Ich würde so etwas wie Medikamentenentscheidungen nie selbst entscheiden, wenn es so ausgeartet wäre wie bei dir.

Du hast eine extreme Verantwortung und Nächstenliebe fängt auch schon damit an, dass man an sich selbst arbeitet und den Ärzten vertraut die einem Hilfe anbieten Selbstliebe zu lernen.

Ich entschuldige mich nicht für meinen Beitrag, ich habe aber natürlich 100% Verständnis für Menschen die aus welchen Gründen auch immer, nicht besser handeln konnten als sie taten.

Nur jetzt hast du die Möglichkeit einen Neustart hinzulegen und du willst anscheinend Lebendigkeit und Freude gegen ein stabiles Fundament tauschen, das dich von Grund auf stabil genug machen kann, damit du wirklich keine so großen Fehler mehr machen musst, dass du mit der Polizei zu tun hast und mit der Forensik.

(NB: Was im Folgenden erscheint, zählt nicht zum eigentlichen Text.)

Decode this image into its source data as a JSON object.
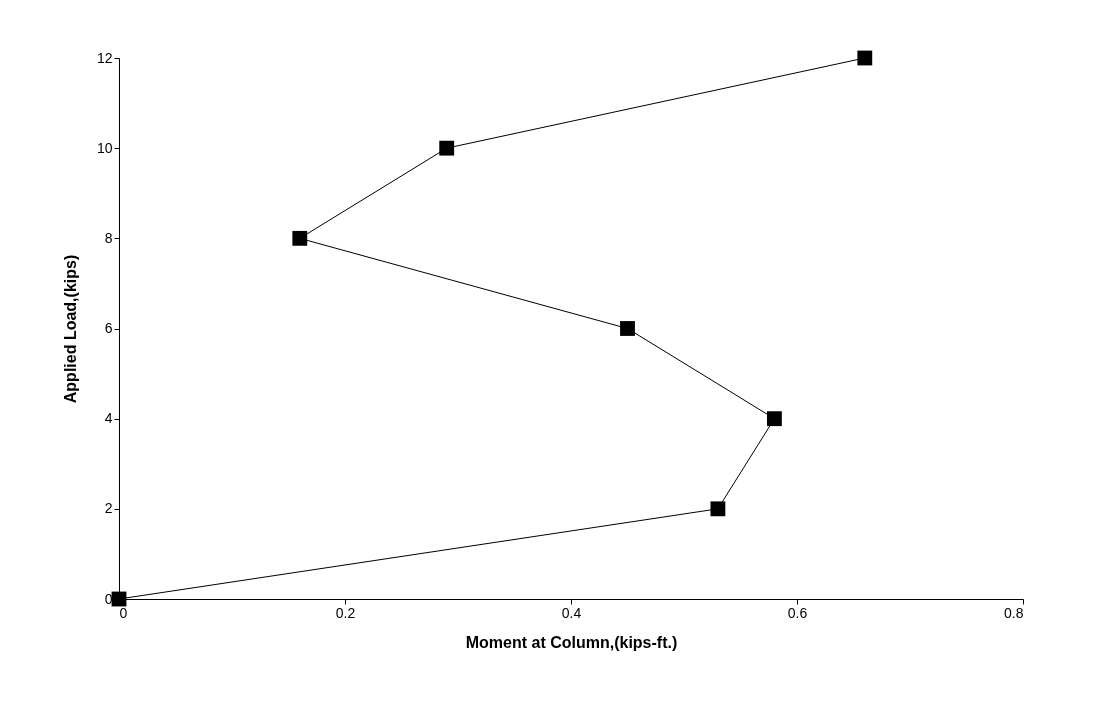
{
  "chart_data": {
    "type": "line",
    "xlabel": "Moment at Column,(kips-ft.)",
    "ylabel": "Applied Load,(kips)",
    "x": [
      0,
      0.53,
      0.58,
      0.45,
      0.16,
      0.29,
      0.66
    ],
    "series": [
      {
        "color": "#000000",
        "values": [
          0,
          2,
          4,
          6,
          8,
          10,
          12
        ]
      }
    ],
    "xlim": [
      0,
      0.8
    ],
    "xticks": [
      0,
      0.2,
      0.4,
      0.6,
      0.8
    ],
    "ylim": [
      0,
      12
    ],
    "yticks": [
      0,
      2,
      4,
      6,
      8,
      10,
      12
    ],
    "grid": false,
    "marker": "square",
    "line_style": "solid"
  }
}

Ich würde dir nicht die Schuld geben, denn du konntest nichts dafür, aber jetzt bist du an einem Punkt, wo deine Handlungsfähigkeit komplett da ist und das ist eine richtig große Chance neu anzufangen, also überleg dir bitte gut, in wiefern du weiterhin Drogen oder Alkohol konsumieren willst, oder warum genau du deinem Helfersystem wie Psychiater und Therapeuten nicht vertrauen kannst.

Es ist ein gut gemeinter Rat, auch deshalb, weil ich nicht will, dass Menschen die die Chance haben ein gutes normales Leben zu haben, mir eine in die Fresse hauen oder sonst wie Schaden zufügen, weil sie ihre inneren Dämone nicht im Griff haben und sich nicht wagen, dieses Hühnchen mit sich selbst zu rüpfen und mit sich auf diese Weise Frieden schließen.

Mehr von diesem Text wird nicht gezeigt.